Robert Burton en su Anatomía de la melancolía:
"¿Cómo se habría quedado Demócrito al ver estas cosas?
Al ver a un hombre convertirse en cualquier cosa, como un camaleón, o como
Proteo, que se transforma en todas las formas posibles, representar veinte partes y
personajes a la vez, ser oportunista y variar como el planeta Mercurio, bueno con
lo bueno, malo con lo malo; tener una cara, un aspecto y un carácter diferentes
para cada uno con el que se encuentra; de todas las religiones, humores, inclinaciones, mover la cola como un spaniel, con obediencias fingidas e hipócritas,
enfurecerse como un león, ladrar como un perro, luchar como un dragón, morder
como una serpiente, tan manso como un cordero, y sin embargo enseñar los dientes como un tigre, llorar como un cocodrilo, insultar a algunos, y aun así otros le
dominan, aquí mandan, allí se rebajan, tiranizan en un sitio, se les frustra en otro;
un sabio en casa, un necio fuera para hacer felices a otros.
Al ver tanta diferencia entre las palabras y los hechos, tantas parasangas entre
la lengua y el corazón, los hombres que, como actores, representan una gran variedad de papeles, dan buenos preceptos a otros, mientras que ellos mismos se arrastran y revuelcan sobre el suelo.
Al ver a un hombre declarar amistad, besarle la mano, a quien quería ver
decapitado, sonreír con la intención de perjudicar, o engañar al que saluda, alabar a su amigo indigno con elogios hiperbólicos; a su enemigo, aunque buen hombre, envilecerle y deshonrarle, así como a todas sus acciones, con el mayor rencor
y malicia que se pueden inventar.
Al ver a un hombre comprar humo en vez de mercancías, castillos construidos con cabezas de necios, hombres que siguen las modas como monos en las ropas, gestos y acciones; si el rey se ríe, todos se ríen; «Si te rieses, él se reiría a carcajadas; te ve llorar y las lágrimas brotan de sus ojos». Alejandro se inclinaba, y así lo hacían sus cortesanos; Alfonso volvía la cabeza, y así lo hacían sus parásitos.
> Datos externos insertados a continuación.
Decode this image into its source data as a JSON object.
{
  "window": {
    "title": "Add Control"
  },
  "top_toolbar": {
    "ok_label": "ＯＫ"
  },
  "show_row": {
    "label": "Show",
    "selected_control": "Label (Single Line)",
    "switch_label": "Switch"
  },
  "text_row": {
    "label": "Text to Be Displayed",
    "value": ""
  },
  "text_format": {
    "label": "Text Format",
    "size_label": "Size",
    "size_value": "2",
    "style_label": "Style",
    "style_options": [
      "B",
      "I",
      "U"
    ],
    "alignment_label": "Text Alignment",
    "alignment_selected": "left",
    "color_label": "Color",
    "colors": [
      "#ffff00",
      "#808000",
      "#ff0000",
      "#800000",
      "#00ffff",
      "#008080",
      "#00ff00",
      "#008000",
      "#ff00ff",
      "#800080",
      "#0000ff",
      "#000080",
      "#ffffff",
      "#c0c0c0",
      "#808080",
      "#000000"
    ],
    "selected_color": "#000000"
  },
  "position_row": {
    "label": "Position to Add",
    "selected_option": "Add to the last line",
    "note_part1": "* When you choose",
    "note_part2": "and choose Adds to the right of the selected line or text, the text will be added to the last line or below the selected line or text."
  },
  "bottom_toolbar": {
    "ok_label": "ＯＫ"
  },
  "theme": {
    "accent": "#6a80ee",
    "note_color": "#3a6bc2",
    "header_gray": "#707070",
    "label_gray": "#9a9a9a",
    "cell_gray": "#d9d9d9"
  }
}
Sabina Popea, la mujer de Nerón, llevaba el pelo de color ámbar, y así lo hicieron todas las mujeres romanas al instante; la moda de aquella era la de todas.
Al ver a hombres totalmente llevados por el afecto, admirados y censurados por opiniones sin juicio; una multitud desconsiderada, como los perros de un pueblo, si uno ladra, todos ladran sin motivo. En la medida que gira la rueda de la fortuna, si un hombre está favorecido o recomendado por algún grande, todo el mundo le aplaude; si cae en desgracia, en un instante todos le odian, y como el sol cuando se eclipsa: antes no lo tenían en cuenta, ahora lo contemplan y fijan la mirada en él.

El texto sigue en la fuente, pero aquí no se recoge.